EB-5 Visa Issuances in China Dropped Sharply in July

By David North on September 17, 2021

EB-5 visa issuances in China (the source of most immigrant investors) dropped sharply between June and July of this year, according to the most recent data from the Department of State. It was yet another sign of the decreasing interest in the program. Meanwhile, in a separate action, the U.S. Senate earlier refused to re-authorize a major portion of the program that dealt with regional centers, effective June 30.

In June, according to the Visa Office, it issued 408 EB-5-related visas to Mainland-born Chinese; in July that number fell to 129, a decrease of nearly 70 percent. The State Department maintains separate data systems for those born on the Mainland, and those born in Taiwan; there are a lot more of the former than the latter.

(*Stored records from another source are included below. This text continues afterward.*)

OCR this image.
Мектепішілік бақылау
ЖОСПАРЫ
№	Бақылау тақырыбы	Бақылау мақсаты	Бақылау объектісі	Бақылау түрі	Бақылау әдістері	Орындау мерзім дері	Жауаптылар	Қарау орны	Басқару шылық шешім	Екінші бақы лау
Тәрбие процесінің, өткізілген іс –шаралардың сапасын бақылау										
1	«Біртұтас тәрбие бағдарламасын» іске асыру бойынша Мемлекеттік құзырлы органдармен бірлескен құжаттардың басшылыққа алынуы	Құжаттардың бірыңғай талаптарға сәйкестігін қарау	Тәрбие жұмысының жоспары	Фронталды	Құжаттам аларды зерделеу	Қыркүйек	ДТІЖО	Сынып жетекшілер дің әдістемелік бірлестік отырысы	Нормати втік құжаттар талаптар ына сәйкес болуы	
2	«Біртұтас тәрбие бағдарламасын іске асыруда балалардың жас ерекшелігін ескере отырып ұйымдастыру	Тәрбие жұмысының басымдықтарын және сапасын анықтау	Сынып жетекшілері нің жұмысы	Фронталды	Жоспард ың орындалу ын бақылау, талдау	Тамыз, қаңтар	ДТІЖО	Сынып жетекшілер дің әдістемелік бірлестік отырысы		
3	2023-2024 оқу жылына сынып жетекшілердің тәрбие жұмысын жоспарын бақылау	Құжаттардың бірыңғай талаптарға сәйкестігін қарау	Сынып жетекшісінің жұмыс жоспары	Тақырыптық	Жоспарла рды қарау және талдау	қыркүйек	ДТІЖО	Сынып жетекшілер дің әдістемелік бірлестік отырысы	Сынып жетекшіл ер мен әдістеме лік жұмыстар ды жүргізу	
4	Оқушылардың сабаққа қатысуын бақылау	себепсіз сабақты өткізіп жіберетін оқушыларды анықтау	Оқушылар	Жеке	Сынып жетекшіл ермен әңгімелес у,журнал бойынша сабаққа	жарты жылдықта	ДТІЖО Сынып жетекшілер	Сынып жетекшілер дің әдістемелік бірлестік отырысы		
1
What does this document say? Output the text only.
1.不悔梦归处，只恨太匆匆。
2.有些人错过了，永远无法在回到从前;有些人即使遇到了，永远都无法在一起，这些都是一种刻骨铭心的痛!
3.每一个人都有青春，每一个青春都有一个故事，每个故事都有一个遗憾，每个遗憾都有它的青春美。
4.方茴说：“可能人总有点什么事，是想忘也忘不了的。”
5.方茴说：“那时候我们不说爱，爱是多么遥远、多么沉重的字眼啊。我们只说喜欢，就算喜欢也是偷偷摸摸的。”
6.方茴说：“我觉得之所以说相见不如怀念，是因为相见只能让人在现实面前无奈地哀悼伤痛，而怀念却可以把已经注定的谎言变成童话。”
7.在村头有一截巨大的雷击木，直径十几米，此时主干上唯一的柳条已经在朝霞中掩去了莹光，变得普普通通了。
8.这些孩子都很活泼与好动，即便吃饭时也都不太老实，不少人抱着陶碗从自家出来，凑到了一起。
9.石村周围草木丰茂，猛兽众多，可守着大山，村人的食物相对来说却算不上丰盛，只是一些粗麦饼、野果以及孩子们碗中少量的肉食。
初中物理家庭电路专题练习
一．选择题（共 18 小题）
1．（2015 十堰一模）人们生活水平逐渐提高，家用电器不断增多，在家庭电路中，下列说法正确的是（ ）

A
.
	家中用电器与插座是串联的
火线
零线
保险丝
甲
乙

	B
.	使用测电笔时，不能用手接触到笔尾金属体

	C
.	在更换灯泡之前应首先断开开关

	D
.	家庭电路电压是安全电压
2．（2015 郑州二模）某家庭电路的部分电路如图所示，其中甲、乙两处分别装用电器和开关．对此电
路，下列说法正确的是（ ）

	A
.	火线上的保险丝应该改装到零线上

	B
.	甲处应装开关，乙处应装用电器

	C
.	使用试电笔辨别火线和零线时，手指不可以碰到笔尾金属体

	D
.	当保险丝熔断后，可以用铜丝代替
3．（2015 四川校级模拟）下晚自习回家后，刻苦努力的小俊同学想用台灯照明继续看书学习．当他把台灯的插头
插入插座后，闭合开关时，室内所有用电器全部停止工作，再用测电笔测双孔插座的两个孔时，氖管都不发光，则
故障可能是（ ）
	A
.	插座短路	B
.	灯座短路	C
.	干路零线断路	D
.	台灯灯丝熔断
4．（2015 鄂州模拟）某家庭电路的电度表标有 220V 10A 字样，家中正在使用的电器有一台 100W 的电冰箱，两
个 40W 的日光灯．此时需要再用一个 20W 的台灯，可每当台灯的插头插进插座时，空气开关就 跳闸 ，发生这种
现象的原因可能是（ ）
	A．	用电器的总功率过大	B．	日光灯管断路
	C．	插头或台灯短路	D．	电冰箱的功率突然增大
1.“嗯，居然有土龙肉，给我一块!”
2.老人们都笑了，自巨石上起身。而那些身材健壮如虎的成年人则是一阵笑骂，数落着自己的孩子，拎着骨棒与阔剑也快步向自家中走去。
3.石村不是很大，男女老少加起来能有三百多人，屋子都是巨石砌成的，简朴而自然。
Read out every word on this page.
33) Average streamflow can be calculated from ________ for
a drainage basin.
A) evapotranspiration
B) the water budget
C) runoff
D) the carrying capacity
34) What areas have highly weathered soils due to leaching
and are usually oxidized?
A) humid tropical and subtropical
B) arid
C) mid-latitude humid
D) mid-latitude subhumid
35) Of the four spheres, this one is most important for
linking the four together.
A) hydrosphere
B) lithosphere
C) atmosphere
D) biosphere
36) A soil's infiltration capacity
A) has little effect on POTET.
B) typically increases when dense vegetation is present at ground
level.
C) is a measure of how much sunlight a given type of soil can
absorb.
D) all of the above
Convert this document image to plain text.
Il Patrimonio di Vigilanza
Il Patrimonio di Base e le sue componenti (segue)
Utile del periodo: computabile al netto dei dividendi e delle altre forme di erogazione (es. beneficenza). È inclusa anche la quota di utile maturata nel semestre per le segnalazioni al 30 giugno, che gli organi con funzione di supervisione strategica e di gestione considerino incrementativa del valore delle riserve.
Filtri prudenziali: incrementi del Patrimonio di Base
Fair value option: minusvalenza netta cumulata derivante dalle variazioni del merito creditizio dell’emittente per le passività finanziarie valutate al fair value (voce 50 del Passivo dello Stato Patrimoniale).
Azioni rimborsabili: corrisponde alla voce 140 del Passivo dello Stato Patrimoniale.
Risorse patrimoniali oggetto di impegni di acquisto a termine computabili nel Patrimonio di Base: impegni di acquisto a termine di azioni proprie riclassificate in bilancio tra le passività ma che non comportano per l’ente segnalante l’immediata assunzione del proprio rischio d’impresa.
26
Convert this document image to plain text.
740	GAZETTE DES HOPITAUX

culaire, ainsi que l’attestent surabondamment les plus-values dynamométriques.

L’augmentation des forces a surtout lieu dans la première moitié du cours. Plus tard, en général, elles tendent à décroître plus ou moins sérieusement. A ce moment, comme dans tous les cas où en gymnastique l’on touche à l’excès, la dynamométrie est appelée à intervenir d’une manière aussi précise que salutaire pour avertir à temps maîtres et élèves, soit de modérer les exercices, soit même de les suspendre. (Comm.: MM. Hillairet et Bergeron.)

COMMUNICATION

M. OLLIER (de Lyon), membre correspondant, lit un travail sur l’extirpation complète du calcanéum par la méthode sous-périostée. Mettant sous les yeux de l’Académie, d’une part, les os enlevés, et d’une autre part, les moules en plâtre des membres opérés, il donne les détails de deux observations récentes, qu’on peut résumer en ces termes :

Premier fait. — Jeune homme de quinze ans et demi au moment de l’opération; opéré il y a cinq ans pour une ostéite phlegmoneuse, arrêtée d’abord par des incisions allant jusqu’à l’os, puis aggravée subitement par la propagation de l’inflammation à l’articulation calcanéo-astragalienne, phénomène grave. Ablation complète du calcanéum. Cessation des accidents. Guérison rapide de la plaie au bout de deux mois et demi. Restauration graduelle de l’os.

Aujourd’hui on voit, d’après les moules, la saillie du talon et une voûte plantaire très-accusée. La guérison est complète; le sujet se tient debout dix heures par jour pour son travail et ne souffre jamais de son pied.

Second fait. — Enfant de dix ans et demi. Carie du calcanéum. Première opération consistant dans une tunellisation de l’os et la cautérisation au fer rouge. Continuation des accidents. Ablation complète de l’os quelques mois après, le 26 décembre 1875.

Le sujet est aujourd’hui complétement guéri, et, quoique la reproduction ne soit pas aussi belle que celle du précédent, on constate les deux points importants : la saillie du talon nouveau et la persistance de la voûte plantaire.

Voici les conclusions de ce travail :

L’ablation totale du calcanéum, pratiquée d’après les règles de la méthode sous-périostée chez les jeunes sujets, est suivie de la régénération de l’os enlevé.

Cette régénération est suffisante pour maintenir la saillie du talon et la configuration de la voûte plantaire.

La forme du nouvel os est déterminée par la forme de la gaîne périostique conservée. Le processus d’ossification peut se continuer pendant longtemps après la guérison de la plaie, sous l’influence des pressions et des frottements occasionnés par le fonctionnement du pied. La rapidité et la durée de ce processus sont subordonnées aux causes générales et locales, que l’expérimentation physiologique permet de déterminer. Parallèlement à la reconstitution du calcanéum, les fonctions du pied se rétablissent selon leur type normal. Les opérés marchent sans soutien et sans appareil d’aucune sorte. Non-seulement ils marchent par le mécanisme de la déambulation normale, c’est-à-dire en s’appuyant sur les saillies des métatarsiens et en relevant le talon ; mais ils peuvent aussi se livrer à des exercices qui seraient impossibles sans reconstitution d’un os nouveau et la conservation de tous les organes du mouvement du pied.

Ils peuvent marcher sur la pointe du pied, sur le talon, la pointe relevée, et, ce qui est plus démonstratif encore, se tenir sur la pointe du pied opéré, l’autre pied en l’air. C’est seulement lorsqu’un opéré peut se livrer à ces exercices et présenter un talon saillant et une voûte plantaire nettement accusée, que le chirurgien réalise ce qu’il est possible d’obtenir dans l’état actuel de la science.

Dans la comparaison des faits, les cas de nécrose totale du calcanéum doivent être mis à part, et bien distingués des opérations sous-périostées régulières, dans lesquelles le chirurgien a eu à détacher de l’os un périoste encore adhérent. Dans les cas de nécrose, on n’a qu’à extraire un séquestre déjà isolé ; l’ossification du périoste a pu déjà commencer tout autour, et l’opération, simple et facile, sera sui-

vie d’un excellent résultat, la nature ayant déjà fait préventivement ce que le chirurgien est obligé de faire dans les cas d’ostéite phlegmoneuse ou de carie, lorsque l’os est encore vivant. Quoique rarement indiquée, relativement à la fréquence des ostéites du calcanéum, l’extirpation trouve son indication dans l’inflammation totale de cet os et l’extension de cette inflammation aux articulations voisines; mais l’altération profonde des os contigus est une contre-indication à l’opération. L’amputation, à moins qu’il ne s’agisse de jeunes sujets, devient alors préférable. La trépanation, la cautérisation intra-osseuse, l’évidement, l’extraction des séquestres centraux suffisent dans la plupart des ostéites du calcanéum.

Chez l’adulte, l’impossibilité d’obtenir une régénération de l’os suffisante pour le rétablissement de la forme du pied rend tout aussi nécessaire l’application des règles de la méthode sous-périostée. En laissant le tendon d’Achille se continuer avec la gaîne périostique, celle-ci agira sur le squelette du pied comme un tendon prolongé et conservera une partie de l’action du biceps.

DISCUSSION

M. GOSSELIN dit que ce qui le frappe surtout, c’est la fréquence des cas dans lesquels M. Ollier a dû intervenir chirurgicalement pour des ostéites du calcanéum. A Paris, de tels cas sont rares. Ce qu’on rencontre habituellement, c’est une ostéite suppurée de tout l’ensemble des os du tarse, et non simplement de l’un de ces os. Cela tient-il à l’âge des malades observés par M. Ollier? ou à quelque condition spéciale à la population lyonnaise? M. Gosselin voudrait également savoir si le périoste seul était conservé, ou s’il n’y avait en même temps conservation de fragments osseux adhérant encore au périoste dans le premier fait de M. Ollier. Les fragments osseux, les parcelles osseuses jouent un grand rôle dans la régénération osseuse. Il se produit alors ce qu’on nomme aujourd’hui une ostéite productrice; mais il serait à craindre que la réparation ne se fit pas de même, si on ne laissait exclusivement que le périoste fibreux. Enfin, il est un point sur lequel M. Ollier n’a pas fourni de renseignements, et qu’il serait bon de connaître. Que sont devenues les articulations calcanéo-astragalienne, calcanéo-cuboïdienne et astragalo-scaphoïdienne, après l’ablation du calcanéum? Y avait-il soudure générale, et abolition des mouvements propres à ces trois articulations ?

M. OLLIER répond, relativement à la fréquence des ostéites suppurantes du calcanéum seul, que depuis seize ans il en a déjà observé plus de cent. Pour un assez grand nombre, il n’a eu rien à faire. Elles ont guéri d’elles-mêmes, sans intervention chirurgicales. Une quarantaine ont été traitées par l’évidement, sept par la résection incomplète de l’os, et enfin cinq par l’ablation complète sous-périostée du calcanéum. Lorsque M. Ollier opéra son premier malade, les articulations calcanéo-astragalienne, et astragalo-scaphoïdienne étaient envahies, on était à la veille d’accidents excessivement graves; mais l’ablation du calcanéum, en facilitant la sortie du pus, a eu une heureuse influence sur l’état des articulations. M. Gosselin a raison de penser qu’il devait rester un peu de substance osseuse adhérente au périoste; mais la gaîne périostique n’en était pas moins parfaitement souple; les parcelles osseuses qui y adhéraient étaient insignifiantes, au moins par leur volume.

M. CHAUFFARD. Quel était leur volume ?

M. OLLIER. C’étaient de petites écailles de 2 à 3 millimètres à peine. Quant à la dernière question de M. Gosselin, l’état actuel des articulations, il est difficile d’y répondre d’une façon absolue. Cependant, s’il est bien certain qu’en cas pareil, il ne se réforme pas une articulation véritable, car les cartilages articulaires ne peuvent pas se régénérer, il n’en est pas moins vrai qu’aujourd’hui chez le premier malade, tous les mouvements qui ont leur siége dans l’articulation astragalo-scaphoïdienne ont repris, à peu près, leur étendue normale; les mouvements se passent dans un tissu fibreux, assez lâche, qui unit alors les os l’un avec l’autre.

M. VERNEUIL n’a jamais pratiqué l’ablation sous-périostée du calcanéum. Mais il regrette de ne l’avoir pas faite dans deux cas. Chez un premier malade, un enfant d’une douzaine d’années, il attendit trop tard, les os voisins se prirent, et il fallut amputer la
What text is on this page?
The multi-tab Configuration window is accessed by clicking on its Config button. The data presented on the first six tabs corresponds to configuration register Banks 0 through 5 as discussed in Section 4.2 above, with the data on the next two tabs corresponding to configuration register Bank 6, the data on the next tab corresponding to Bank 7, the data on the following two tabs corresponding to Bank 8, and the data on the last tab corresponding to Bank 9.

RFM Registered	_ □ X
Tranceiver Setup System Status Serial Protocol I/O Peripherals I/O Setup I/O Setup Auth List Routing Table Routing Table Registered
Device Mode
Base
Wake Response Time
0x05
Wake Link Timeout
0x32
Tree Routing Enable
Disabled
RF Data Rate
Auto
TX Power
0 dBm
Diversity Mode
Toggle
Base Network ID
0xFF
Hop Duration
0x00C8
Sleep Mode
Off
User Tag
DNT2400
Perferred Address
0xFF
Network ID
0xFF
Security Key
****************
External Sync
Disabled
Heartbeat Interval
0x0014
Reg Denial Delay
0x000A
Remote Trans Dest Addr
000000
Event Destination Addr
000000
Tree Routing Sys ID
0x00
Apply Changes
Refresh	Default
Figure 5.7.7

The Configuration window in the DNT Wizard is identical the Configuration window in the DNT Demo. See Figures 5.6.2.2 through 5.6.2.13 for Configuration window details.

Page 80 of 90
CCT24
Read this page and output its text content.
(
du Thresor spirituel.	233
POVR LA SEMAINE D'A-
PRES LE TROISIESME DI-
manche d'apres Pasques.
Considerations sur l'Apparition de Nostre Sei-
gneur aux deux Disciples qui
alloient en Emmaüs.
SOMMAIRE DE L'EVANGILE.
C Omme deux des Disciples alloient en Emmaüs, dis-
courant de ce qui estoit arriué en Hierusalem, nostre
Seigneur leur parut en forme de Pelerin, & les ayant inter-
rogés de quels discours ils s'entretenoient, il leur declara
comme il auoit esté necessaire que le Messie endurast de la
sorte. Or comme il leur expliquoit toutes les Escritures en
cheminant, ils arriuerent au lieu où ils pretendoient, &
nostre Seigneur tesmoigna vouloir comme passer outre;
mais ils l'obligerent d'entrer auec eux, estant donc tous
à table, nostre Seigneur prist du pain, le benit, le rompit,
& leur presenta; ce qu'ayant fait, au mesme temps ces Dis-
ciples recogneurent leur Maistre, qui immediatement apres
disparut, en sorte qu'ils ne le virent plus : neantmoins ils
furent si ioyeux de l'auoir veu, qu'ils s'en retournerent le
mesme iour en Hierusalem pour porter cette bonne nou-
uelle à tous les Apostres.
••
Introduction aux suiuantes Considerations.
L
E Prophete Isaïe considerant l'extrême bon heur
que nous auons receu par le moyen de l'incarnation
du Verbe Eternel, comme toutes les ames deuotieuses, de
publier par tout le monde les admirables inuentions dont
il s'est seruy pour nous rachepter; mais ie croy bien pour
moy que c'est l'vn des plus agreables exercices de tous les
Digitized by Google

More specifically, the number of visas issued in China for the controversial regional center part of the program, which has been rife with corruption and cheating, fell from 407 to one (1) from June to July; I would love to know the rationale for issuing that one July visa. Meanwhile, the number of visas for the non-controversial direct investment part of the program, where an alien indicates that he or she will actually run a business in the U.S., not just write a check, rose from one in China in June to 127 in July.

At that monthly rate of 128, there would be 1,536 visas issued a year, a fraction of the 10,000 visas that are allowed worldwide.

What happens to the unused visas in this program? Does that actually reduce the number of new green card holders coming to the States? Well, no, there is an intricate maneuver created by the Open-Borders types decades ago that says unused visas in the numerically limited employment-based migration program are to be re-assigned to other categories of employment-based (EB) immigrants.

So what we are getting is an interesting transfer (which the EB-5 industry never, never mentions) and that is the visas not used for those who are only qualified by their wealth in EB-5 are replaced by the most deserving of would-be immigrants, the highly educated aliens who qualify in EB-1 or EB-2, categories for priority workers (EB-1), including those of “extraordinary ability”, and those in (EB-2) “professionals with advanced degrees or aliens of exceptional ability”.

So we are replacing, in some small measure, a group of merely rich aliens with the richly qualified, a good thing.

In order to obtain these statistics, one must use the State Department’s set of visa classes, in which an I 5, which looks a lot like a 15, is for a regional center investor, for example, instead of visa codes, which are part of another departmental system.